Close elections: They seem to be popping up all over. Earlier this month, in Mexico, Felipe Calderon, candidate of President Vicente Fox's PAN party, was declared the winner over left-winger Andres Manuel Lopez Obrador, winning 36 percent of the vote to Obrador's 35 percent. Earlier this year, in Italy, incumbent Prime Minister Silvio Berlusconi's center-right coalition lost to former Prime Minister Romano Prodi's center-left coalition by a popular vote margin of about 22,000 votes. Canada and Germany have governments headed by leaders of center-right parties that have only a plurality of parliamentary seats and came in ahead of their center-left predecessors by small margins. And, of course, in the United States, we have President George W. Bush, who was first elected in 2000 after a 36-day controversy over the results in Florida where he won by less than 1,000 votes of nearly 6 million cast.
Is this a trend? One thoughtful observer, blogger Lexington Green of chicagoboyz.net, notes that "The current technology provides the managers of campaigns [with the means] to do focus-grouping and constant polling and ads made to respond to minute changes in the opinion of the electorate, and to use computers to identify areas where the vote needs to be gotten out, and all kinds of things I don't know about." He goes on to ask, "Can it be that the tools are so refined that they are getting better and better at finding the marginal voter in the center, and that we are likely to have an increasing number of very, very close elections?"
Possibly. But close party divisions are nothing new. In the United States, from the end of the Civil War until the big Republican sweep in the congressional elections of 1894, the margins between the parties were very close indeed. In that age, long before computers, Republicans held the presidency most of the time (twice while losing the popular vote), while Democrats held a majority of seats in the House most of the time. With few exceptions, neither party got much more than 50 percent of the popular vote in presidential or House elections. This deadlock persisted for almost 30 years.
The politicians got very skilled at using the high-tech methods of the day to maximize their vote, dispensing public jobs and organizing enormous torchlight parades to rally voters.
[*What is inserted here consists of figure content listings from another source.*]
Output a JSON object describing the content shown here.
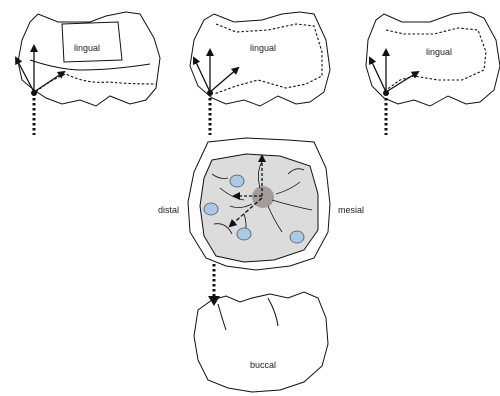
{
  "labels": {
    "lingual": "lingual",
    "distal": "distal",
    "mesial": "mesial",
    "buccal": "buccal"
  },
  "colors": {
    "occlusal_fill": "#dcdcdc",
    "contact_spot": "#9a8f8f",
    "bubble_fill": "#a9c9e6",
    "stroke": "#111111"
  }
}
But it's also true that voters believed great things were at stake. The Republican Party had prosecuted and won the Civil War and freed the slave; vast blood had been spilled in what Republicans believed was a righteous cause. Democrats were of another mind. Southern Democrats or their fathers had been secessionists, bleeding for the losing side, and Northern Democrats were lukewarm at best about the war effort and dubious about the results. Northern Democrats successfully got Union troops removed from the Reconstruction South, and Southern Democrats set about disenfranchising the freed blacks and, in the process, created the Democratic Solid South that persisted until the 1950s.
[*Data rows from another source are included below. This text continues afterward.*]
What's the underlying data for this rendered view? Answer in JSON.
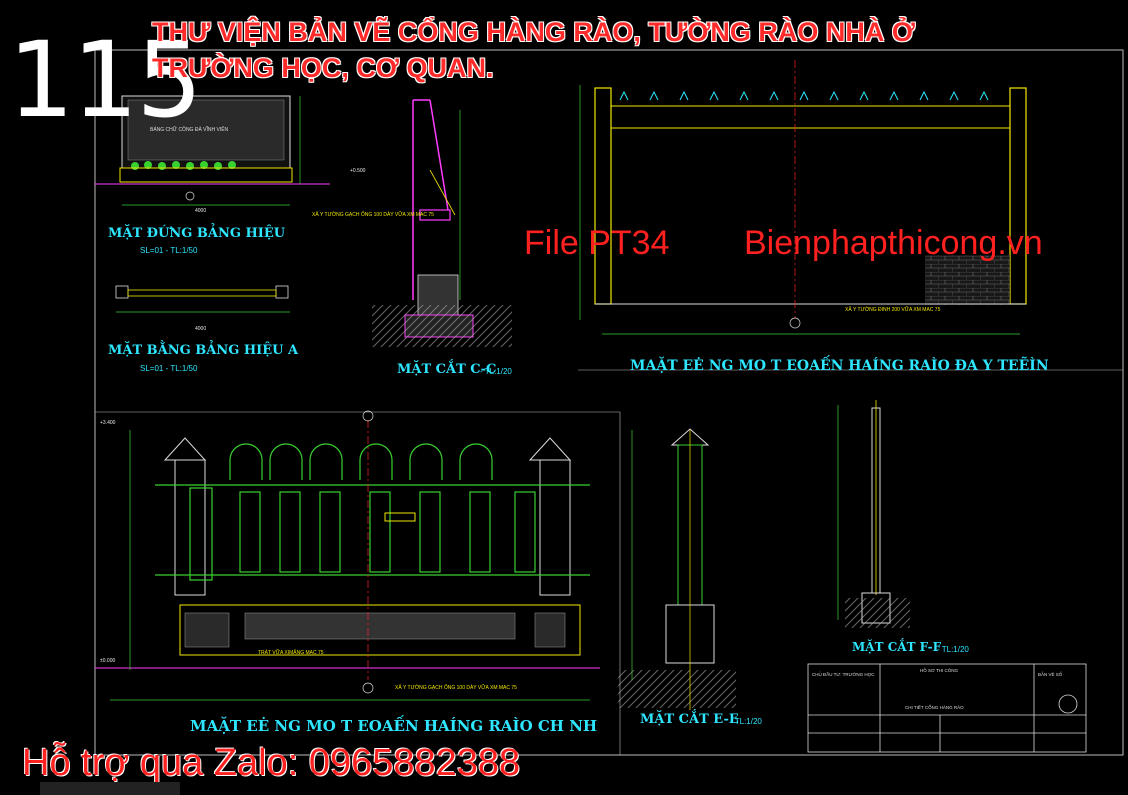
{
  "overlay": {
    "number": "115",
    "headline_line1": "THƯ VIỆN BẢN VẼ CỔNG HÀNG RÀO, TƯỜNG RÀO NHÀ Ở",
    "headline_line2": "TRƯỜNG HỌC, CƠ QUAN.",
    "file_code": "File PT34",
    "site": "Bienphapthicong.vn",
    "support": "Hỗ trợ qua Zalo: 0965882388"
  },
  "drawing_titles": {
    "sign_elevation": "MẶT ĐỨNG BẢNG HIỆU",
    "sign_elevation_scale": "SL=01 - TL:1/50",
    "sign_plan": "MẶT BẰNG BẢNG HIỆU A",
    "sign_plan_scale": "SL=01 - TL:1/50",
    "section_cc": "MẶT CẮT C-C",
    "section_cc_scale": "- TL:1/20",
    "wall_elevation_right": "MAẶT EĖ NG MO T EOAẾN HAÍNG RAÌO ĐA Y TEẼÌN",
    "fence_elevation": "MAẶT EĖ NG MO T EOAẾN HAÍNG RAÌO CH NH",
    "section_ee": "MẶT CẮT E-E",
    "section_ee_scale": "- TL:1/20",
    "section_ff": "MẶT CẮT F-F",
    "section_ff_scale": "- TL:1/20"
  },
  "annotations": {
    "sign_text": "BẢNG CHỮ CÔNG ĐÀ VĨNH VIỄN",
    "dim_4000": "4000",
    "wall_note_1": "XÂ Y TƯỜNG GẠCH ỐNG 100 DÀY VỮA XM MAC 75",
    "wall_note_2": "XÂ Y TƯỜNG ĐINH 200 VỮA XM MAC 75",
    "fence_note": "XÂ Y TƯỜNG GẠCH ỐNG 100 DÀY VỮA XM MAC 75",
    "plaster_note": "TRÁT VỮA XIMĂNG MAC 75",
    "elev_1": "+3.400",
    "elev_2": "+0.500",
    "elev_3": "±0.000"
  },
  "title_block": {
    "col1": "CHỦ ĐẦU TƯ: TRƯỜNG HỌC",
    "col2": "HỒ SƠ THI CÔNG",
    "col3": "CHI TIẾT CỔNG HÀNG RÀO",
    "col4": "BẢN VẼ SỐ"
  },
  "colors": {
    "cyan": "#2ee6ff",
    "green": "#39d12f",
    "yellow": "#f2e600",
    "red": "#ff2020",
    "magenta": "#ff3cff",
    "white": "#ffffff"
  }
}
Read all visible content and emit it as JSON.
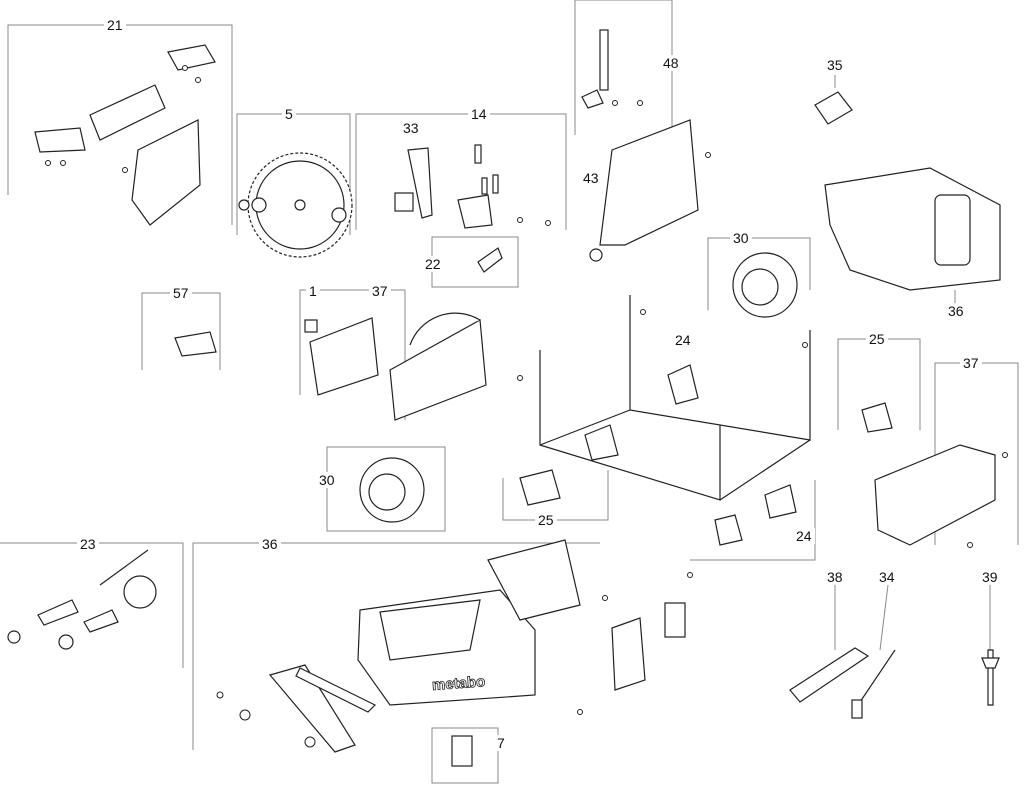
{
  "callouts": {
    "c21": "21",
    "c5": "5",
    "c14": "14",
    "c33": "33",
    "c48": "48",
    "c35": "35",
    "c43": "43",
    "c30a": "30",
    "c22": "22",
    "c57": "57",
    "c1": "1",
    "c37a": "37",
    "c36a": "36",
    "c24a": "24",
    "c25a": "25",
    "c37b": "37",
    "c30b": "30",
    "c25b": "25",
    "c24b": "24",
    "c23": "23",
    "c36b": "36",
    "c38": "38",
    "c34": "34",
    "c39": "39",
    "c7": "7"
  },
  "brand_mark": "metabo",
  "colors": {
    "line": "#222222",
    "frame": "#888888",
    "fill": "#ffffff"
  }
}
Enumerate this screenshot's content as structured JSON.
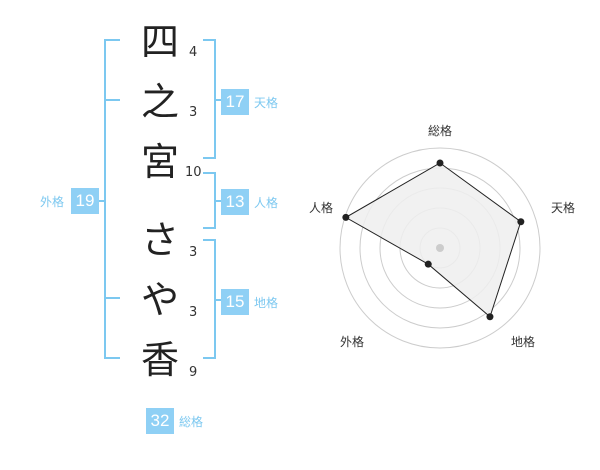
{
  "name": {
    "characters": [
      "四",
      "之",
      "宮",
      "さ",
      "や",
      "香"
    ],
    "strokes": [
      "4",
      "3",
      "10",
      "3",
      "3",
      "9"
    ]
  },
  "fortune": {
    "tenkaku": {
      "value": "17",
      "label": "天格"
    },
    "jinkaku": {
      "value": "13",
      "label": "人格"
    },
    "chikaku": {
      "value": "15",
      "label": "地格"
    },
    "gaikaku": {
      "value": "19",
      "label": "外格"
    },
    "soukaku": {
      "value": "32",
      "label": "総格"
    }
  },
  "radar": {
    "labels": {
      "top": "総格",
      "right": "天格",
      "bottom_right": "地格",
      "bottom_left": "外格",
      "left": "人格"
    },
    "levels": {
      "soukaku": 0.85,
      "tenkaku": 0.85,
      "chikaku": 0.85,
      "gaikaku": 0.2,
      "jinkaku": 0.99
    },
    "colors": {
      "fill": "#eeeeee",
      "line": "#222222",
      "grid": "#cccccc",
      "point": "#222222",
      "center": "#cccccc"
    }
  },
  "colors": {
    "accent": "#8fd0f5",
    "bracket": "#7cc8f0"
  }
}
Today, politicians in closely divided countries have become extraordinarily skillful in maximizing their votes, using the latest high-tech tools. George W. Bush's Republicans in 2004 assembled 1.4 million volunteers and used computer data relating commercial preferences to political belief to turn out previously unregistered Republicans. But voters' strong convictions on issues that cleave the nation almost precisely in half are also responsible for the close margins. The United States seems divided in a kind of culture war, with religiously observant people voting heavily Republican and the secular heavily Democratic.
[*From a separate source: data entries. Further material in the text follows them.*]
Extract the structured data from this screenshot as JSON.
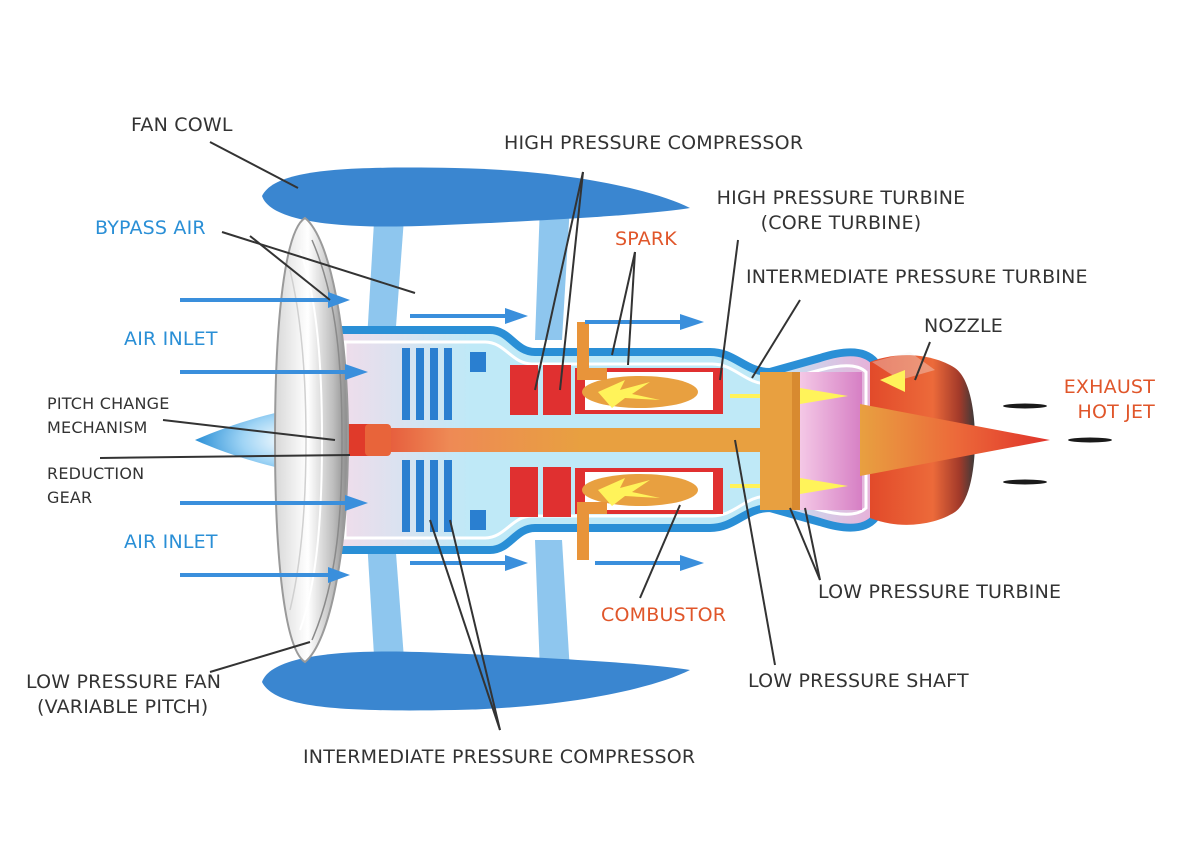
{
  "labels": {
    "fan_cowl": "FAN COWL",
    "high_pressure_compressor": "HIGH PRESSURE COMPRESSOR",
    "high_pressure_turbine_1": "HIGH PRESSURE TURBINE",
    "high_pressure_turbine_2": "(CORE TURBINE)",
    "bypass_air": "BYPASS AIR",
    "spark": "SPARK",
    "intermediate_pressure_turbine": "INTERMEDIATE PRESSURE TURBINE",
    "air_inlet_top": "AIR INLET",
    "nozzle": "NOZZLE",
    "exhaust_1": "EXHAUST",
    "exhaust_2": "HOT JET",
    "pitch_change_1": "PITCH CHANGE",
    "pitch_change_2": "MECHANISM",
    "reduction_gear_1": "REDUCTION",
    "reduction_gear_2": "GEAR",
    "air_inlet_bottom": "AIR INLET",
    "low_pressure_turbine": "LOW PRESSURE TURBINE",
    "combustor": "COMBUSTOR",
    "low_pressure_fan_1": "LOW PRESSURE FAN",
    "low_pressure_fan_2": "(VARIABLE PITCH)",
    "low_pressure_shaft": "LOW PRESSURE SHAFT",
    "intermediate_pressure_compressor": "INTERMEDIATE PRESSURE COMPRESSOR"
  },
  "colors": {
    "label_default": "#333333",
    "label_blue": "#2a8fd6",
    "label_orange": "#e0562a",
    "cowl_blue": "#3a86d0",
    "shaft_orange": "#e8a040",
    "combustor_red": "#e03030",
    "nozzle_red": "#e04a28",
    "airflow_blue": "#3a8fdc"
  }
}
In Mexico, the split is economic, but not precisely along income lines; Calderon ran about even with Lopez Obrador among the lowest income voters. Instead, the split is between a northern Mexico, with 40 percent of the population pulsating with free market economic growth, and metro Mexico City and southern Mexico looking to government for sustenance.
In Italy, the split is between the south, which has been voting center-right since American GIs liberated it from Mussolini, and the "red belt" north of Rome, where Communist partisans still fought the Nazis until 1945. Canada is split between separatist Quebec, statist Toronto and the libertarian west. Germany is split between a once-Protestant, socialist-leaning north and a once-Catholic, more market-oriented Rhineland and south.
Today's politicians try to maximize the appeal of their platforms and the turnout on their side of these enduring divisions, with the result that elections tend to be close. But that may not always be so. As new issues arose, the post-Civil War division of the United States yielded to a generation of Republican majorities and then a generation of New Deal Democratic dominance. Something like that, here or abroad, could happen again.